THE century-old wooden beams at St John’s Anglican Church are etched with spiritual and physical history – now a large split threatens the Wagga landmark.
The large pine trusses are surrounded by scaffolds as structural engineers determine the future of the heritage building.
Leanne Diessel’s family have attended the beautiful church since 1848, now unable to worship there due to safety concerns Mrs Diessel feels an enormous sense of loss.
The church was closed indefinitely last week.
Large scaffolds now overshadow the beautiful altar, a hint at the enormous and daunting task the potential restoration would be.
Holding back tears, Mrs Diessel was greatly concerned about the future of St John’s.
“My aunts, uncles, grandparents, parents were all married here.
“I was baptised here…my four children were confirmed here.”
Outgoing Wagga Anglican rector Michael Armstrong noticed the large cracks in the timber trusses when he was lying down praying.
Structural engineering firm Xeros Piccolo were called in – a report, identifying the extent of the damage is underway.
Father Armstrong expressed strong concern about the future of the building, highlighting its significance.
“We bury family members, we wed them, baptise them – memories of all life’s events locally and far away (are etched in the building).
“At this stage repair is what we would like to see.”
Father Armstrong said parishes across the world were grappling with the same question - whether to spend huge money to repairing old, historic buildings or to inject funds to “help people”.
Mrs Diessel, who sings at the church every week, said services held in the parish meeting room were not the same.

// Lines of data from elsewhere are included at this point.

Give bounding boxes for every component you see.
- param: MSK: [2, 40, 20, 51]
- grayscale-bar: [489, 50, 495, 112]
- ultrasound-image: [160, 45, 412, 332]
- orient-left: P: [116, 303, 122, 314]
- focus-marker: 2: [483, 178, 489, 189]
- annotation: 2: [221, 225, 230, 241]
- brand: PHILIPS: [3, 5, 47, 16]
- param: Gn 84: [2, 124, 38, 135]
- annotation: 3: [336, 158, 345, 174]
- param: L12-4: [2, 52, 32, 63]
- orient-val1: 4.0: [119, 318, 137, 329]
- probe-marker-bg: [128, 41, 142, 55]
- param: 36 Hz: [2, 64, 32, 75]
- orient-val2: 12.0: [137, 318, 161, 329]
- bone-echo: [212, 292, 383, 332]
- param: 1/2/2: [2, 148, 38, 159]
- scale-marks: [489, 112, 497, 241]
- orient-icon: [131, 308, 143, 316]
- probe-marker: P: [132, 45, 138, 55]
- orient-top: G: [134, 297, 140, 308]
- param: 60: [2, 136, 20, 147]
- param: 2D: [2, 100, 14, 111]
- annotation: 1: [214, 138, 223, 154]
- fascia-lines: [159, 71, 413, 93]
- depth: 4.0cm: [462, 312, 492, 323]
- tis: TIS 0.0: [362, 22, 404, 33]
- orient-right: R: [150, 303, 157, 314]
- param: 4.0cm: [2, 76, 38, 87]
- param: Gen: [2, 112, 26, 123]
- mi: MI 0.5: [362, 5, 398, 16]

“It’s sort of like home. It’s place that doesn’t change, that feels comforting.”
The original church, built in 1846, was demolished and replaced with the current building on 1875.
“I hope we’d be able to raise money to repair it,” Mrs Diessel said.
“It’s not just something for the Anglicans, when St Michael’s was built, the support wasn’t just from Catholics, all sorts of people contributed.
“I’m sad at the uncertainty.”
Father Armstrong urged parishioners to remain calm.